Читаем Катаев. Погоня за вечной весной полностью

Это вообще кульминационная сцена — приход героев в «салон», где собрались «настоящие бывшие»: сановники и баронессы, перед тем заработавшие на съемках фильма «Николай кровавый».

Катаев языком фельетона безжалостно выписывал офицеров и генералов, княжну-черкешенку, по ее словам, из-за болезни матери и эмиграции отца вынужденную заниматься проституцией, к массовке был присобачен «даже один митрополит». Катаев с каким-то садомазохистским удовольствием показывал нелепость раздавленных, некогда благополучных, уверенных в себе людей. Они робко и тревожно согласились показаться в прежнем виде, но постепенно приободрялись. «Думали, что как только наденут свои старорежимные формы, так их сейчас же — бац за заднюю часть и в конверт».

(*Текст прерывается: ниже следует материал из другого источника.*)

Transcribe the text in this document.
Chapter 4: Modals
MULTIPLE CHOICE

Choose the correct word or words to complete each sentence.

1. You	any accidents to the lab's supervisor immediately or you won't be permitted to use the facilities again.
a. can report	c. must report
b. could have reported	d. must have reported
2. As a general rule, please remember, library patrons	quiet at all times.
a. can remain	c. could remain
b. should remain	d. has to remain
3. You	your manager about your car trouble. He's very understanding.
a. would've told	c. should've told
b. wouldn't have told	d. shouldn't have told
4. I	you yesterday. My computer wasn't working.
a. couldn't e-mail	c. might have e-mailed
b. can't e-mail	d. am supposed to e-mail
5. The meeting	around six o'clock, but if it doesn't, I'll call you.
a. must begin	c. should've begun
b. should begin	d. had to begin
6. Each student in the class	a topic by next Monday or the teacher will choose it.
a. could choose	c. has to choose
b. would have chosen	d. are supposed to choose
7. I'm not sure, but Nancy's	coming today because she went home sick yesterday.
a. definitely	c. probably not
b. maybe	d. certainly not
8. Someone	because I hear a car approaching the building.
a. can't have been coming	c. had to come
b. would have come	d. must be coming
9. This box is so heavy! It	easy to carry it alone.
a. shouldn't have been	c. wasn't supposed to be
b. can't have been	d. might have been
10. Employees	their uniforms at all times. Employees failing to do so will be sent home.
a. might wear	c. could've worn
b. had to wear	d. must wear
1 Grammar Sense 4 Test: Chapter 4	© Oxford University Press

Как из сновидения, появлялся двойник расстрелянного царя. «Он отставил вбок ногу, мешковато осунулся, слегка обдернул гимнастерку штиглицовского материала цвета хаки-шанжан, лучисто улыбаясь, потрогал двумя пальцами, сложенными словно бы для присяги, рыжий ус и затем слабеньким голоском произнес, несколько заикаясь, по-кавалерийски: “Здравствуйте, господа. Очень рад вас видеть”». Эпитет «лучистый» Катаев применял к царю не в последний раз… Но царь мертв. Так же и десант, освобождавший Одессу от большевиков, — это сновидение приговоренных. И ведь автор сам двойник — расстрелянного себя.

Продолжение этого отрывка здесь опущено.